Amerykański prezydent Joe Biden ogłosił, że administracja USA przeznaczy 100 mld dol. na rozwój szerokopasmowego internetu jako część planu rozwoju infrastruktury. Obiecał, ze do 2029 roku dostęp do internetu będzie miał każdy Amerykanin.
Co też istotne, Biden chce, by internet szerokopasmowy był oferowany w przystępnych cenach. Wysokie miesięczne ceny za dostęp do sieci, z którymi borykają się konsumenci w USA są bowiem dziś często powodem tzw. przepaści cyfrowej. Dlatego jedną z części internetowego planu Bidena jest „promowanie przejrzystości cen i konkurencji” wśród firm, które zapewniają dostęp do internetu.

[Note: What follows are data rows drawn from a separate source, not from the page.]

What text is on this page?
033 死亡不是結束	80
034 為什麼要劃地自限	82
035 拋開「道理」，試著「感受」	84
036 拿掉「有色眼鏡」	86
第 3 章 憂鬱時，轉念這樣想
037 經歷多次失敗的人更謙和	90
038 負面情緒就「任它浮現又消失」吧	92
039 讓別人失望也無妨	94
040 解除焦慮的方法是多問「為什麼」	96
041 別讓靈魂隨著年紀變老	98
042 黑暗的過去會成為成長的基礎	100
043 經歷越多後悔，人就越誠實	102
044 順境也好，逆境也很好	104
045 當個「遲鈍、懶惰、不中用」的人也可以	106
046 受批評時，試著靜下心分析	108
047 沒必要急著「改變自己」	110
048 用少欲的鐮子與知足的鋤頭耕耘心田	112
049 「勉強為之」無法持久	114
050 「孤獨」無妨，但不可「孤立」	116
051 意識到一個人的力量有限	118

– Amerykanie płacą zbyt wysokie rachunki za internet – znacznie wyższe niż w wielu innych krajach – dlatego Prezydent podjął współpracę z Kongresem w celu znalezienia rozwiązania, które pozwoli obniżyć ceny internetu dla wszystkich Amerykanów, zwiększyć dostępność tych usług zarówno na obszarach wiejskich, jak i miejskich, wziąć pod lupę praktyki dostawców internetu i oszczędzać pieniądze podatników – podkreśla Biały Dom w opublikowanej informacji.

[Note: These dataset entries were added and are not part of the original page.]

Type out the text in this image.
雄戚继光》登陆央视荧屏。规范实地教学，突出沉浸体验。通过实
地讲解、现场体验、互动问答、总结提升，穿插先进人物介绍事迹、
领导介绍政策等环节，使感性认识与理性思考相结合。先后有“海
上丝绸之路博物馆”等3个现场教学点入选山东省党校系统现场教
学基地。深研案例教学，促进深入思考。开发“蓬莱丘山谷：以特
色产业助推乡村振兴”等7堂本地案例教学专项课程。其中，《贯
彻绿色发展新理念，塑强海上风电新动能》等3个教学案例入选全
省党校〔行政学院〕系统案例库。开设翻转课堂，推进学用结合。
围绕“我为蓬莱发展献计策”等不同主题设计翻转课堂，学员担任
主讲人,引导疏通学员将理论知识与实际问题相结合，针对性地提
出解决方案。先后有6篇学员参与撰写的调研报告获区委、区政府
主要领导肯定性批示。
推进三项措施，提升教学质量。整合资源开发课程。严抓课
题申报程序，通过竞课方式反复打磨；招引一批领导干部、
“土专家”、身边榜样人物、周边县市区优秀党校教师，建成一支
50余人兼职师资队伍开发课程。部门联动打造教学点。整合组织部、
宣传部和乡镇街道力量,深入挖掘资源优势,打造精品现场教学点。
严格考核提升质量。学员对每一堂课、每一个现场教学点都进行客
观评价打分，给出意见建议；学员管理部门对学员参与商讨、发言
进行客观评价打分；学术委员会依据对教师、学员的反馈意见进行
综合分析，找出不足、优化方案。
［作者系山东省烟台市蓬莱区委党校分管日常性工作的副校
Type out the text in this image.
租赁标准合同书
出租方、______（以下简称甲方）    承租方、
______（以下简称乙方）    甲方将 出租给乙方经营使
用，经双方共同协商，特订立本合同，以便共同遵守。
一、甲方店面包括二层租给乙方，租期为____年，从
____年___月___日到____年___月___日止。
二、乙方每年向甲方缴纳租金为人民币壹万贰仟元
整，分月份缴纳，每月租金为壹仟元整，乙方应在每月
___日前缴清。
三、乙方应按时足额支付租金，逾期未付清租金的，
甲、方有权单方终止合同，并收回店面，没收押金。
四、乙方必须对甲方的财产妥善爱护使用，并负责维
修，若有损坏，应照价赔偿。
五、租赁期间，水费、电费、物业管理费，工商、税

Waszyngtońska administracja wskazuje tu na sytuację ze ostatniego roku, kiedy to wielu uczniów miało trudności z łączeniem się z siecią w tracie lekcji online, co potęgowało nierówności w dostępie do edukacji i izolację społeczną tych uczniów.
– Chociaż prezydent zdaje sobie sprawę, że indywidualne dotacje na pokrycie kosztów internetu mogą być potrzebne w krótkim okresie, uważa on, że ciągłe zapewnianie dotacji na pokrycie kosztów zawyżonych cen usług internetowych nie jest właściwym długoterminowym rozwiązaniem dla konsumentów lub podatników – zastrzega Biały Dom.

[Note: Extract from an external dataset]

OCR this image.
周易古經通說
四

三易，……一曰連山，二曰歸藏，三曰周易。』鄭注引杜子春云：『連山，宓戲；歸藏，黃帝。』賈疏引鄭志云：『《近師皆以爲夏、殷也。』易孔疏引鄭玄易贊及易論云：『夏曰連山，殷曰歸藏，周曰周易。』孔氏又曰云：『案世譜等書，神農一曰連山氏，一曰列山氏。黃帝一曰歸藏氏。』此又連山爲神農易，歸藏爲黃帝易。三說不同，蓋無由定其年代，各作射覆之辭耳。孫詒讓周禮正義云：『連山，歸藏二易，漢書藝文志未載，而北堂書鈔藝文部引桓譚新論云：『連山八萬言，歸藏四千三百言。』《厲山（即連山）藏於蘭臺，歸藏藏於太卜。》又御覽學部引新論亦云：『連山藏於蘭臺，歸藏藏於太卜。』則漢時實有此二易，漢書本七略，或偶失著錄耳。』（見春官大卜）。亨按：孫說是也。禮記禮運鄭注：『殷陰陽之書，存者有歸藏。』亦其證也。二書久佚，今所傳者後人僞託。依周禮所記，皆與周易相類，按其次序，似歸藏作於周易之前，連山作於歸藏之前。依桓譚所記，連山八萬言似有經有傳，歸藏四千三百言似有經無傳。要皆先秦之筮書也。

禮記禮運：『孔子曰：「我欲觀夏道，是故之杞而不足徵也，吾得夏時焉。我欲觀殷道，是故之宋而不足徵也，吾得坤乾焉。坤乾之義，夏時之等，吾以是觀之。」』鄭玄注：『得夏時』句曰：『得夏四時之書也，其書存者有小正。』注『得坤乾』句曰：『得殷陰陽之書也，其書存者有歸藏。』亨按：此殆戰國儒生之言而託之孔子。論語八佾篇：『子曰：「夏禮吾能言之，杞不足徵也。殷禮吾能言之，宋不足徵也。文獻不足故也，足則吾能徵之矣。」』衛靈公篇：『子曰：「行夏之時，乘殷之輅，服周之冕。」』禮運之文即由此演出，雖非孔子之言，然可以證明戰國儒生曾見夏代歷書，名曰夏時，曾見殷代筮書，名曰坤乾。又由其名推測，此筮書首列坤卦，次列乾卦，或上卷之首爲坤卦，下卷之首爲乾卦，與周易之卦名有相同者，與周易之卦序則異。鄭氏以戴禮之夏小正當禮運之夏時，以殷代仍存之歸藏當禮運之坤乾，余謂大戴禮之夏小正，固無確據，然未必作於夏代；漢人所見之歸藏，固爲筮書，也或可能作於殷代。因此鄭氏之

Dlatego jedną z propozycji rozwiązania tego problemu jest wprowadzenie przepisów, które zobowiążą dostawców usług szerokopasmowych do przedstawienia kalkulacji, na podstawie których określają stawki za usługi internetowe, czego już wcześniej domagali się niektórzy kongresmani z Partii Demokratycznej.